Dan then quotes a key proverb . . . A dense man spurns the discipline of his father, but he who keeps reproof acts shrewdly (Proverbs 15:5). I have seen many, many instances of this throughout my Christian life, and am again seeing it currently in the lives of a beloved Christian family whom I know. A Christian family that attended church, was involved in ministry, yet the home broke apart and some of the teen and young adult children went wayward. As Dan puts it, "the dense son "shines it on," as the kids used to say. He rejects it. What sets the wise son apart from the dense son is that he keeps instruction; he hangs on to it, he takes it to heart and makes it his own."

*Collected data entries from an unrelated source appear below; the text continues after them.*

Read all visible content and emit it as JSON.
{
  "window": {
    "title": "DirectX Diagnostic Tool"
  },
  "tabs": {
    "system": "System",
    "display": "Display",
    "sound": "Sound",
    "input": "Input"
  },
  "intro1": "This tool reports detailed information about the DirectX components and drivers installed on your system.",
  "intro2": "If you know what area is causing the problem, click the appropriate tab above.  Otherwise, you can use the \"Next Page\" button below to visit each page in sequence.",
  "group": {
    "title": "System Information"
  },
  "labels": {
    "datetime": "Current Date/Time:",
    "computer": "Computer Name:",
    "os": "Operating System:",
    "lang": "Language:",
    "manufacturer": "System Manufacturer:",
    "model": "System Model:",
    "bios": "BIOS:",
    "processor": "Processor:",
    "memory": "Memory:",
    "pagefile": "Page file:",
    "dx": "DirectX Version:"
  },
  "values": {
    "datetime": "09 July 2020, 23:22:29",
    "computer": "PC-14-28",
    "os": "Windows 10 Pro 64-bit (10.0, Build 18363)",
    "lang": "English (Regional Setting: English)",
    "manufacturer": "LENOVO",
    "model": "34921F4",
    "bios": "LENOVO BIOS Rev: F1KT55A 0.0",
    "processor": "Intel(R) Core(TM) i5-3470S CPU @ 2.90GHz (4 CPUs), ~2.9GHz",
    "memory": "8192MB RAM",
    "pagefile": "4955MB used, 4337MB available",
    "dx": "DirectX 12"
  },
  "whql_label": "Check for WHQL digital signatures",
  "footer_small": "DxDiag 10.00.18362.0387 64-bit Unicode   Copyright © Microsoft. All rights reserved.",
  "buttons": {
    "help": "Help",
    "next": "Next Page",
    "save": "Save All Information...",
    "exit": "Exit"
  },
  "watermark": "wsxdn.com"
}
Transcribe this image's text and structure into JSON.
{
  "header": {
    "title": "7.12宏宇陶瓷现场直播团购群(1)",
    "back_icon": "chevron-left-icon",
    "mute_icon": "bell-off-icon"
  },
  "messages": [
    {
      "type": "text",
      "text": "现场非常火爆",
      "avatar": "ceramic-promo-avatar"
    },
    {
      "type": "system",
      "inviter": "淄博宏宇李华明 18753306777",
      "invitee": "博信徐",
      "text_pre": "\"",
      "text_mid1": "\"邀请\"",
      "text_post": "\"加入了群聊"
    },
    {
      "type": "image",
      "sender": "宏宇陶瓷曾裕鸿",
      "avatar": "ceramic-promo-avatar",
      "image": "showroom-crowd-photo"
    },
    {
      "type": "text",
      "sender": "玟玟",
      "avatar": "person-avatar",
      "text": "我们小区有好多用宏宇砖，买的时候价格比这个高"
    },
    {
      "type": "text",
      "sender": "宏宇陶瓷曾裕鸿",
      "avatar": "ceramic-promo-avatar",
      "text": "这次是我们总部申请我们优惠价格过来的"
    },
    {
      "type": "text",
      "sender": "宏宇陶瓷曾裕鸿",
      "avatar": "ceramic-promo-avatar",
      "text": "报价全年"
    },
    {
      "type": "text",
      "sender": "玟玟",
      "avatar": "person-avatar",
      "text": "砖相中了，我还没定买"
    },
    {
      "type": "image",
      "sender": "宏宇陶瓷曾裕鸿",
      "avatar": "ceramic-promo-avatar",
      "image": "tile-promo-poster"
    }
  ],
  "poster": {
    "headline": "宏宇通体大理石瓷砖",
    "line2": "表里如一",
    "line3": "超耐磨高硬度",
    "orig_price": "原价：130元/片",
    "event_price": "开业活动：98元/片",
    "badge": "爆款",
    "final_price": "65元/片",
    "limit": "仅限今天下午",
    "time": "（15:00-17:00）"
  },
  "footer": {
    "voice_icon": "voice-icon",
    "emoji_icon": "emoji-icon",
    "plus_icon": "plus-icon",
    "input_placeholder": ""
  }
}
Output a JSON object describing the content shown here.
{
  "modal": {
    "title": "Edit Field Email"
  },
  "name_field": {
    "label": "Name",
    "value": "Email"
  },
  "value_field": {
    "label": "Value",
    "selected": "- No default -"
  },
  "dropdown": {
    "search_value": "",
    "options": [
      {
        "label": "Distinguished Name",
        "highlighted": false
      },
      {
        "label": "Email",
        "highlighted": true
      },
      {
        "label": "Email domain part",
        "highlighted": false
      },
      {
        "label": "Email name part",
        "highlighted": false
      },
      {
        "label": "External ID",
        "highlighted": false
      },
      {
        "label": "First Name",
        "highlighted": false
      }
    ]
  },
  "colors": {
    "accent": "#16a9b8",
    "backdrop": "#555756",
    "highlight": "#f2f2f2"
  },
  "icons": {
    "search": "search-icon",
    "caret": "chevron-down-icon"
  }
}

The ultimate goal of any parent or caregiver, as far as training in righteousness is concerned, is that the child takes the godly precepts taught (and hopefully lived out in the parents' lives without hypocrisy), and MAKES THEM HIS/HER OWN. They become the child's OWN precepts and standards, not merely ones imposed from the outside. And this also applies to adults. We can mouth all the Scriptures we like, and mouth them self-righteously to other people. But the proof is in the pudding, and people see the reality of our faith if they see the Scriptures we quote actually lived out in our lives.
In the end, all the clever fads and ideas won't cut it. The church-growth programs won't cut it. Seminars won't cut it. The slickest preacher with the most entertaining platform style won't cut it. What cuts it is hearing, believing and living the Word of God. The Holy Spirit works through His Word, and through His obedient people.
There is much more to "God's Wisdom in Proverbs," but my hope is that you will buy, read and absorb the book. I don't want to give away all the candy on the floor. Some might think the book may be too deep for a Sunday school class, but I disagree. This book could and should be used for Sunday school. And I need to reiterate something I said before when reviewing Dan's "The World Tilting Gospel," I said that I rarely make recommendations for Sunday school material other than the Bible. In general, we use way too many "curricula" and materials other than Scripture, and we have a generation in the church that is biblically illiterate as a result.
Dan's "God's Wisdom in Proverbs" is NOT that. It is intended to be used with God's Word firmly in hand. I recommend it highly. You won't regret the time to read it.